Plusieurs phénomènes typiques accompagnent cette phase. La sensation d'un vide à remplir, qui peut pousser certain·es à sur-investir la vie de leurs enfants adultes — appels quotidiens, visites fréquentes, intrusions dans leurs choix — au lieu de réinvestir le couple. Une remise en question identitaire, parfois douloureuse, sur ce qu'on est devenu·e en dehors de son rôle parental. Une tristesse latente qui peut surprendre, alors qu'on s'attendait au soulagement promis par la culture ("vous allez enfin pouvoir respirer"). Et parfois, une découverte plus difficile : on s'aperçoit qu'on était deux co-parents qui s'entendaient bien, mais qu'on ne sait plus très bien ce qu'on partage en tant que couple, en dehors des enfants qui nous fédéraient.

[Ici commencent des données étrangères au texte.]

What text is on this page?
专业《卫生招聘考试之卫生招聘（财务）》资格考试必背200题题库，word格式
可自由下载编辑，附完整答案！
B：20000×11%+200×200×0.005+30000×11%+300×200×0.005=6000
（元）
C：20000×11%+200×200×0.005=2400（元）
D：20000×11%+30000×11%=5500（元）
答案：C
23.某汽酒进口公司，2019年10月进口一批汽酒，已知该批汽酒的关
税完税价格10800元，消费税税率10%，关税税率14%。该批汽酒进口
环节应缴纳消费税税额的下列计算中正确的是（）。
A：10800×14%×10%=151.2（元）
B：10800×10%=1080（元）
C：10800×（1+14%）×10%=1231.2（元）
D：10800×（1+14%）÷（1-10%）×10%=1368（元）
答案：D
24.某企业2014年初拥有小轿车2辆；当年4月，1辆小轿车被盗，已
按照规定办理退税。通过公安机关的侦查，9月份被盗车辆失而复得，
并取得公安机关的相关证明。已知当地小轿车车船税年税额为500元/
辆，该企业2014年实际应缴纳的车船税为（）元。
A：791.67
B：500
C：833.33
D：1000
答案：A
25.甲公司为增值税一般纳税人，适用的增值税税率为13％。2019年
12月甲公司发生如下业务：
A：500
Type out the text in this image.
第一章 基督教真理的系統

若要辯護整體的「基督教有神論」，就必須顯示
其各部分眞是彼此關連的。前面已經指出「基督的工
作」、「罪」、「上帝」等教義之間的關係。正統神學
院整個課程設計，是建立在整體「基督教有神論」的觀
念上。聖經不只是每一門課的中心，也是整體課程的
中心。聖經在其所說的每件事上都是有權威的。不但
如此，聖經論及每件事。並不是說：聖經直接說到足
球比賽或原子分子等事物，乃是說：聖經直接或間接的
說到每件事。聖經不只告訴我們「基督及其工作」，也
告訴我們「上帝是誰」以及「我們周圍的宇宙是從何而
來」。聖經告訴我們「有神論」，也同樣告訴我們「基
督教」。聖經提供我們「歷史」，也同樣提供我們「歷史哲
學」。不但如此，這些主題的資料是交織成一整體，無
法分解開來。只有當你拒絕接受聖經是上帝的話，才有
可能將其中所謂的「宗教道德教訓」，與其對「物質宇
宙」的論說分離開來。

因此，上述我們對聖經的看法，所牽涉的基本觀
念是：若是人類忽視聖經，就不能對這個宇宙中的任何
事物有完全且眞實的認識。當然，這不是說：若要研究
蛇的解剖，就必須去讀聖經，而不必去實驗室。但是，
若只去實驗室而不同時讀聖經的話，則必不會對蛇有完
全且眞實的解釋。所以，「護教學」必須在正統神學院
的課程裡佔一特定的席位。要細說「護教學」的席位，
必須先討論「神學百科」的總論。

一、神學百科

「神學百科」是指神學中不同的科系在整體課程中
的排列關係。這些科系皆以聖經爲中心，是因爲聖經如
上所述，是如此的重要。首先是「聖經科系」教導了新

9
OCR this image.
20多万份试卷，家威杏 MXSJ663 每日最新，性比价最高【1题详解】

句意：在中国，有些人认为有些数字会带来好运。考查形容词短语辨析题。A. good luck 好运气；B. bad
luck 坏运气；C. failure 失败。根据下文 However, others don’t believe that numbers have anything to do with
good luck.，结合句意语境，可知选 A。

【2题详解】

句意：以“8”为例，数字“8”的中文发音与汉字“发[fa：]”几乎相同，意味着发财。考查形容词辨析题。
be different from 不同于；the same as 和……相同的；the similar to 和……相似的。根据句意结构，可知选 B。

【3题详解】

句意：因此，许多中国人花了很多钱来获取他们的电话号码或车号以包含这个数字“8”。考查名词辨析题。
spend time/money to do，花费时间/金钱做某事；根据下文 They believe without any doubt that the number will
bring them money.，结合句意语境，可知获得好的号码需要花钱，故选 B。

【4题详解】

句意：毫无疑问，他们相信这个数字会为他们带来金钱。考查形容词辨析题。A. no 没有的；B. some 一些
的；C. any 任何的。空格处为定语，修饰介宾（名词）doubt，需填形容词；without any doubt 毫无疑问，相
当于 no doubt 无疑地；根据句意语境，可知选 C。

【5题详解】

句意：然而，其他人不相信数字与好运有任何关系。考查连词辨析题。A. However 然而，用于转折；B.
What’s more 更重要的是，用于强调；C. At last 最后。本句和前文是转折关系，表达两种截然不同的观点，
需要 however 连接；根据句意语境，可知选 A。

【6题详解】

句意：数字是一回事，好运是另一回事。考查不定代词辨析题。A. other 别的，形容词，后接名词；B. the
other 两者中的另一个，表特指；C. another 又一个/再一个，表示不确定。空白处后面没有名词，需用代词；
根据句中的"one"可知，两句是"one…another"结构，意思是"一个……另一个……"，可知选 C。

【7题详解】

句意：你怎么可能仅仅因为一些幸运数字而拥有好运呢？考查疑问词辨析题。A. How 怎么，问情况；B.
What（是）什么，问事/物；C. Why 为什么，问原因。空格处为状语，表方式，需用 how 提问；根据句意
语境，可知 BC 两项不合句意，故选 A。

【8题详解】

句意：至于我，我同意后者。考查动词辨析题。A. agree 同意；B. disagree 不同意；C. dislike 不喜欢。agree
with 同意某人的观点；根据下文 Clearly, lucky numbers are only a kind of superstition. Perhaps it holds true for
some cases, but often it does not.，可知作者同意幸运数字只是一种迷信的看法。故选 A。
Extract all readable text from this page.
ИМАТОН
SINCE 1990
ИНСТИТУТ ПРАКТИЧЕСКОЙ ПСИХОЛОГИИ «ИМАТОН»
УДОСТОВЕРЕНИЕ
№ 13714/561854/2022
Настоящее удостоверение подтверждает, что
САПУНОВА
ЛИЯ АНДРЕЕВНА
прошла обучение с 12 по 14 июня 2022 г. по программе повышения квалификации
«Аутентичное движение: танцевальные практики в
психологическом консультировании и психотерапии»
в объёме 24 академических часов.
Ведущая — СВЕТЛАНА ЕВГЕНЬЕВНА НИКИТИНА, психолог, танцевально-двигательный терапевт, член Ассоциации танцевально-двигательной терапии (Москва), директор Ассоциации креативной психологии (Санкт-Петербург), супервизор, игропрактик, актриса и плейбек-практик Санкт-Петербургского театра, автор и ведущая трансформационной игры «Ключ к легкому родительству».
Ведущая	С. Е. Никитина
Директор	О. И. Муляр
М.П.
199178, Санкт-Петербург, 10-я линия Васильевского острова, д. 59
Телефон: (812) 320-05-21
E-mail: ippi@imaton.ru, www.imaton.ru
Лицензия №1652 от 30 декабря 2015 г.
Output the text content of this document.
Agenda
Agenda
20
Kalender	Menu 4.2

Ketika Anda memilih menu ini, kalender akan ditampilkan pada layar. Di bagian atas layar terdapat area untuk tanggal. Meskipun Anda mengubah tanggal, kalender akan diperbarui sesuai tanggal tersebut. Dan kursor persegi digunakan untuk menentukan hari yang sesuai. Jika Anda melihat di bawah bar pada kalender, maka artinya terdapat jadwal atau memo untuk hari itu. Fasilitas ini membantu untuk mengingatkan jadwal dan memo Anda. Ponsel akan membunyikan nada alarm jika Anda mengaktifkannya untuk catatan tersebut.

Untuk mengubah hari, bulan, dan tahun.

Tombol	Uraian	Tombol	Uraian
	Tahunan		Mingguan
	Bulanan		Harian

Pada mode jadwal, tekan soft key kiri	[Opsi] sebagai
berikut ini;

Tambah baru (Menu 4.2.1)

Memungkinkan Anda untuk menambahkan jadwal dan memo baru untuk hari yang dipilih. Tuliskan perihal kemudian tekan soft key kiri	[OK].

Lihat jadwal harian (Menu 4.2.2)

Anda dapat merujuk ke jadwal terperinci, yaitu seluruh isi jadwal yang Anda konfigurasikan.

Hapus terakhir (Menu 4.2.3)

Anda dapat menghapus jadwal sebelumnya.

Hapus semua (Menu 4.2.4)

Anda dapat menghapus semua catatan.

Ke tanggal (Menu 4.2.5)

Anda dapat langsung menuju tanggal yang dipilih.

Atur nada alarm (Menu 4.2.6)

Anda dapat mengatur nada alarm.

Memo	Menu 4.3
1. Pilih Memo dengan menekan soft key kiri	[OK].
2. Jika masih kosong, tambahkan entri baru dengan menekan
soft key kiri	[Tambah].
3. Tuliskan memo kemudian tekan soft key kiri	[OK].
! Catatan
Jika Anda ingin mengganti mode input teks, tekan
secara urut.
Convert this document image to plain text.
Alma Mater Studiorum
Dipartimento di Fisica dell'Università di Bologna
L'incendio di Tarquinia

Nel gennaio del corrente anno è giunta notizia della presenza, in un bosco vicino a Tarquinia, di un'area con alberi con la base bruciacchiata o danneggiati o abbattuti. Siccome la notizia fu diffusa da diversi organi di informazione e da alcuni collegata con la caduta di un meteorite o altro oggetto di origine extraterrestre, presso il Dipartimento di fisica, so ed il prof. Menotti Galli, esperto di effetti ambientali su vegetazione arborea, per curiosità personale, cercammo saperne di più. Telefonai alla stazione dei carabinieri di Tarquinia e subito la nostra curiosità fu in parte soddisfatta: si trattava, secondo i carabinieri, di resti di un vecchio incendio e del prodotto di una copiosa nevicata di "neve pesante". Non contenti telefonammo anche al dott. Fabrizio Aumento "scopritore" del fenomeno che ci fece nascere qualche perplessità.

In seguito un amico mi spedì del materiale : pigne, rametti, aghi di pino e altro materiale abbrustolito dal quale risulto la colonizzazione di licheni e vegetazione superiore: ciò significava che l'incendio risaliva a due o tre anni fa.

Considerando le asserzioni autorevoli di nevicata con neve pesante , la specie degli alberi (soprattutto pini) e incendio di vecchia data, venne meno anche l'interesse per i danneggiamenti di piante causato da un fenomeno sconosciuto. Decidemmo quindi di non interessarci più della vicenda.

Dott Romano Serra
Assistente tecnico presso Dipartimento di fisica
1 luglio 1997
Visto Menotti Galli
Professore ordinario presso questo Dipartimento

Cette phase a aussi un potentiel positif considérable, à condition d'en saisir l'opportunité. Beaucoup de couples qui prennent au sérieux ce moment de bascule — qui s'autorisent à se reposer la question "qu'est-ce qu'on veut construire pour la suite ?", qui définissent des projets nouveaux à deux, qui réinvestissent du temps et de l'attention dans la relation — découvrent une seconde vie de couple parfois plus riche que la première. La maturité acquise, l'absence de la pression parentale quotidienne, et le temps disponible peuvent ouvrir un espace de complicité, de découvertes, de projets, qui n'était pas accessible avant. Ce n'est jamais automatique — ça demande de l'intentionnalité, et parfois un coup de pouce extérieur — mais c'est tout à fait à portée. Les couples qui ratent cette transition sont souvent ceux qui l'ont laissée passer sans la traiter ; ceux qui la réussissent sont ceux qui en ont fait un projet conscient.
💬 Exercice
« Ce qu'on n'a jamais pris le temps de faire à deux, c'est… / Ce qu'on aimerait construire pour la suite, c'est… »
❤️ Quand consulter
Au moment du départ, ou dans l'année qui suit. C'est une étape de vie où un accompagnement court permet souvent de prendre du recul et de relancer le couple sur une nouvelle phase.
❤️ Pourquoi une thérapie de couple peut aider sur ce sujet
Le départ des enfants est une transition de vie qui mérite un accompagnement court, parce qu'elle ouvre une opportunité qu'il serait dommage de manquer. Le ou la thérapeute aide à faire le bilan de ce qu'on partage encore, à définir ce qu'on veut construire pour la suite, et à éviter les dérives classiques de cette phase (sur-investissement dans la vie des enfants adultes, conclusion hâtive sur l'absence de couple). Quelques séances suffisent souvent à transformer cette transition en relance positive, plutôt que de la laisser passer comme un constat de vide.